An updated version of Standard-Based Impact Classification (SBIC) method of CSR report analysis in accordance with GRI framework

Contents

  1. Labeled dataset (150 International companies, 230 CSR GRI reports, 2017-2021 period, 57k paragraphs, 360k sentences)
  2. Dataset for prediction (150 German PLC companies, 1.2k CSR reports, 2010-2021 period, 645k paragraphs) (full dataset available upon request)
  3. Claculated text embeddings of both datasets
  4. Script to predict the labels

Instructions on how to run the code below.

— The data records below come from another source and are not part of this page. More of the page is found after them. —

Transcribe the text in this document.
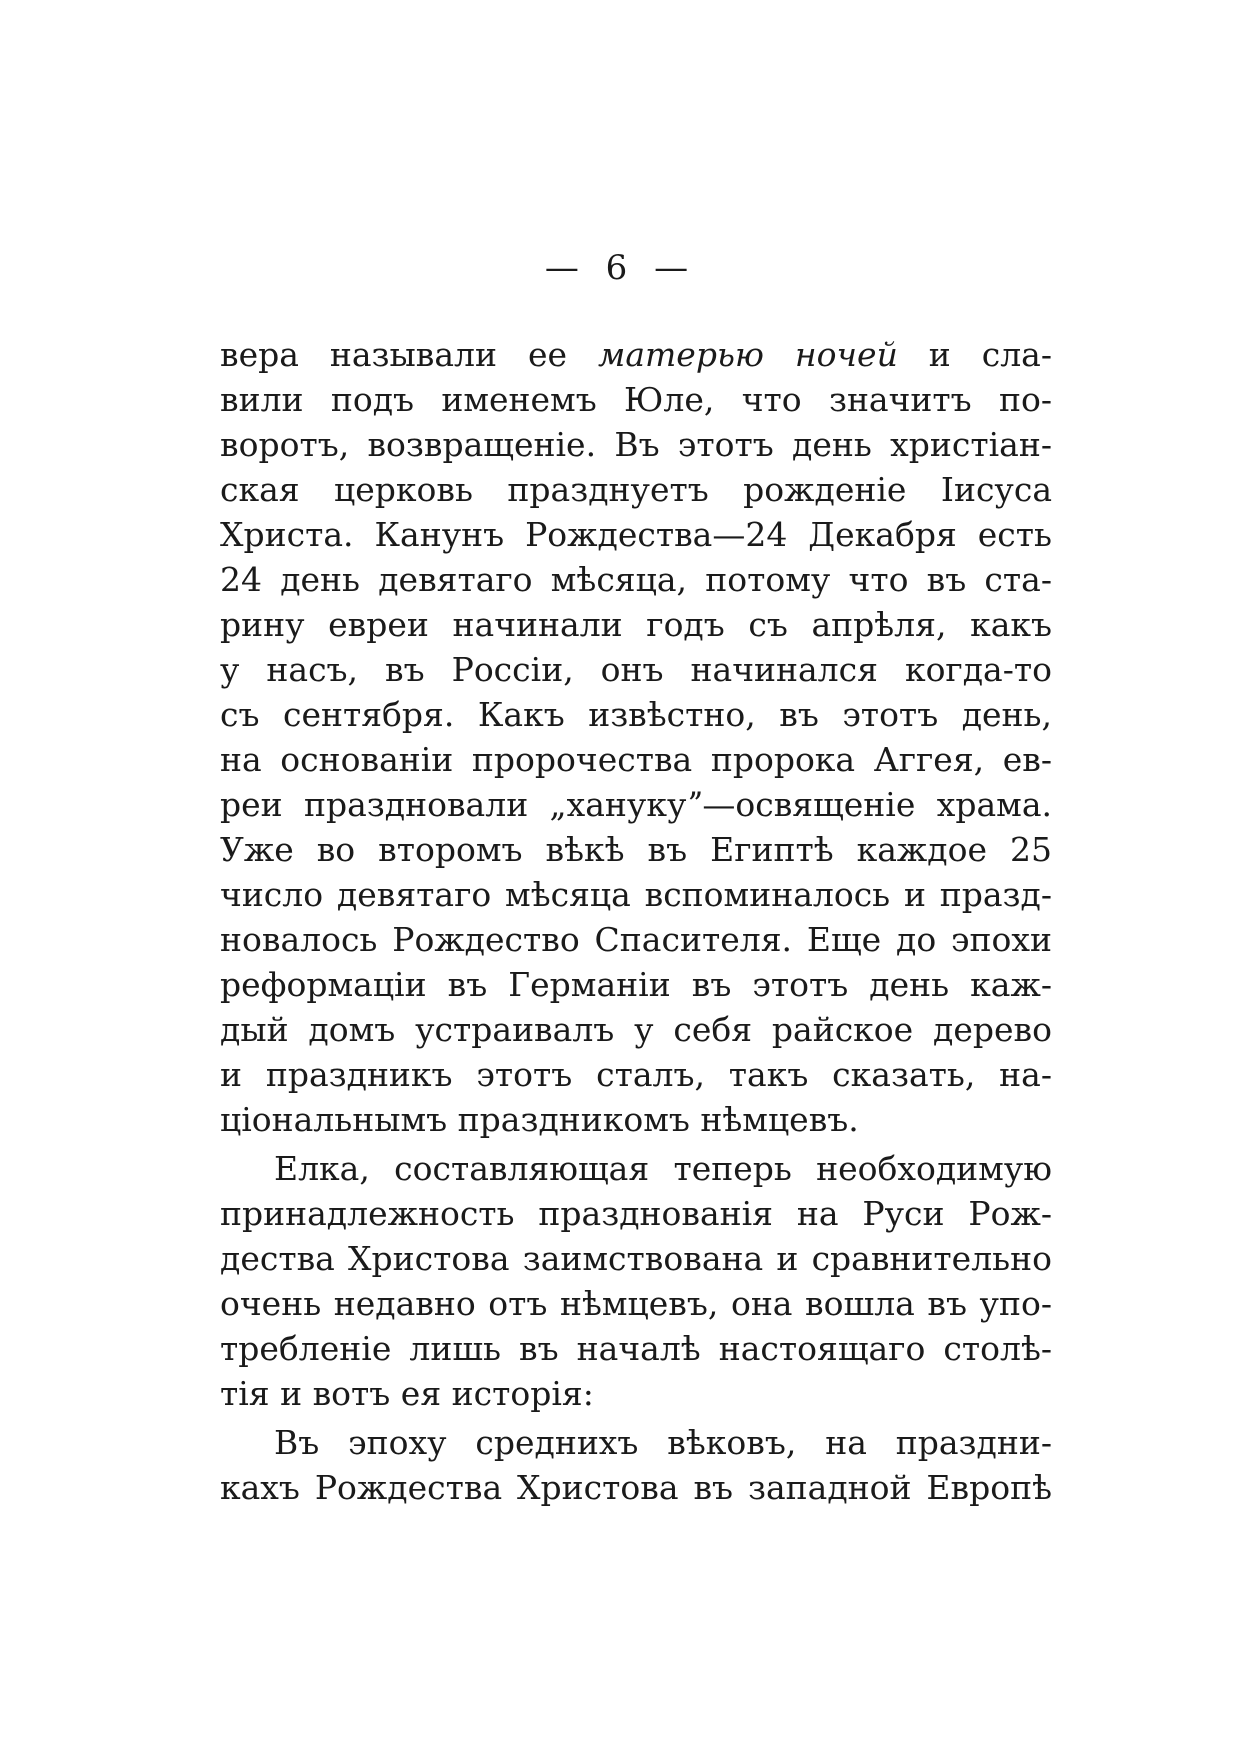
— 6 —
вера называли ее матерью ночей и сла-
вили подъ именемъ Юле, что значитъ по-
воротъ, возвращенiе. Въ этотъ день христiан-
ская церковь празднуетъ рожденiе Iисуса
Христа. Канунъ Рождества—24 Декабря есть
24 день девятаго мѣсяца, потому что въ ста-
рину евреи начинали годъ съ апрѣля, какъ
у насъ, въ Россiи, онъ начинался когда-то
съ сентября. Какъ извѣстно, въ этотъ день,
на основанiи пророчества пророка Аггея, ев-
реи праздновали „ханукуˮ—освященiе храма.
Уже во второмъ вѣкѣ въ Египтѣ каждое 25
число девятаго мѣсяца вспоминалось и празд-
новалось Рождество Спасителя. Еще до эпохи
реформацiи въ Германiи въ этотъ день каж-
дый домъ устраивалъ у себя райское дерево
и праздникъ этотъ сталъ, такъ сказать, на-
цiональнымъ праздникомъ нѣмцевъ.
Елка, составляющая теперь необходимую
принадлежность празднованiя на Руси Рож-
дества Христова заимствована и сравнительно
очень недавно отъ нѣмцевъ, она вошла въ упо-
требленiе лишь въ началѣ настоящаго столѣ-
тiя и вотъ ея исторiя:
Въ эпоху среднихъ вѣковъ, на праздни-
кахъ Рождества Христова въ западной Европѣ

Multilabel Classification Steps

This code performs report similarity search using cosine similarity, K-Nearest Neighbor (KNN) algorithm, and Sigmoid activation function to classify reports based on embeddings.

Prerequisites

Ensure you have the following installed before running the script:

  • Python 3.8+
  • Required Python libraries (install using the command below)
pip install numpy pandas torch sentence-transformers scikit-learn

Input Files

Before running the script, make sure you have the following input files in the working directory:

  1. Data Files:

    • labeled dataset: labeled.csv
    • dataset for prediction: prediction_demo.csv
  2. Precomputed Embeddings:

    • labeled dataset: embeddings_labeled.pkl
    • dataset for prediction: embeddings_prediction.pkl

Running the Script

Run the script using the following command:

python script.py

Processing Steps

The script follows these main steps:

  1. Load Data & Pretrained Embeddings
  2. Perform Cosine Similarity Search: Finds the most relevant reports (sentences) using semantic_search from sentence-transformers.
  3. Apply K-Nearest Neighbor (KNN) Algorithm: Selects top similar reports (sentences) and aggregates predictions.
  4. Use Sigmoid Activation for Classification: Applies a threshold to generate final classification outputs.
  5. Save Results: Exports df_results_0_50k.csv containing the processed data for the first 50k of records.

Output File

The processed results will be saved in: df_results_0_50k.csv

Execution Time

Execution time depends on the number of test samples and system resources. The script prints the total processing time upon completion.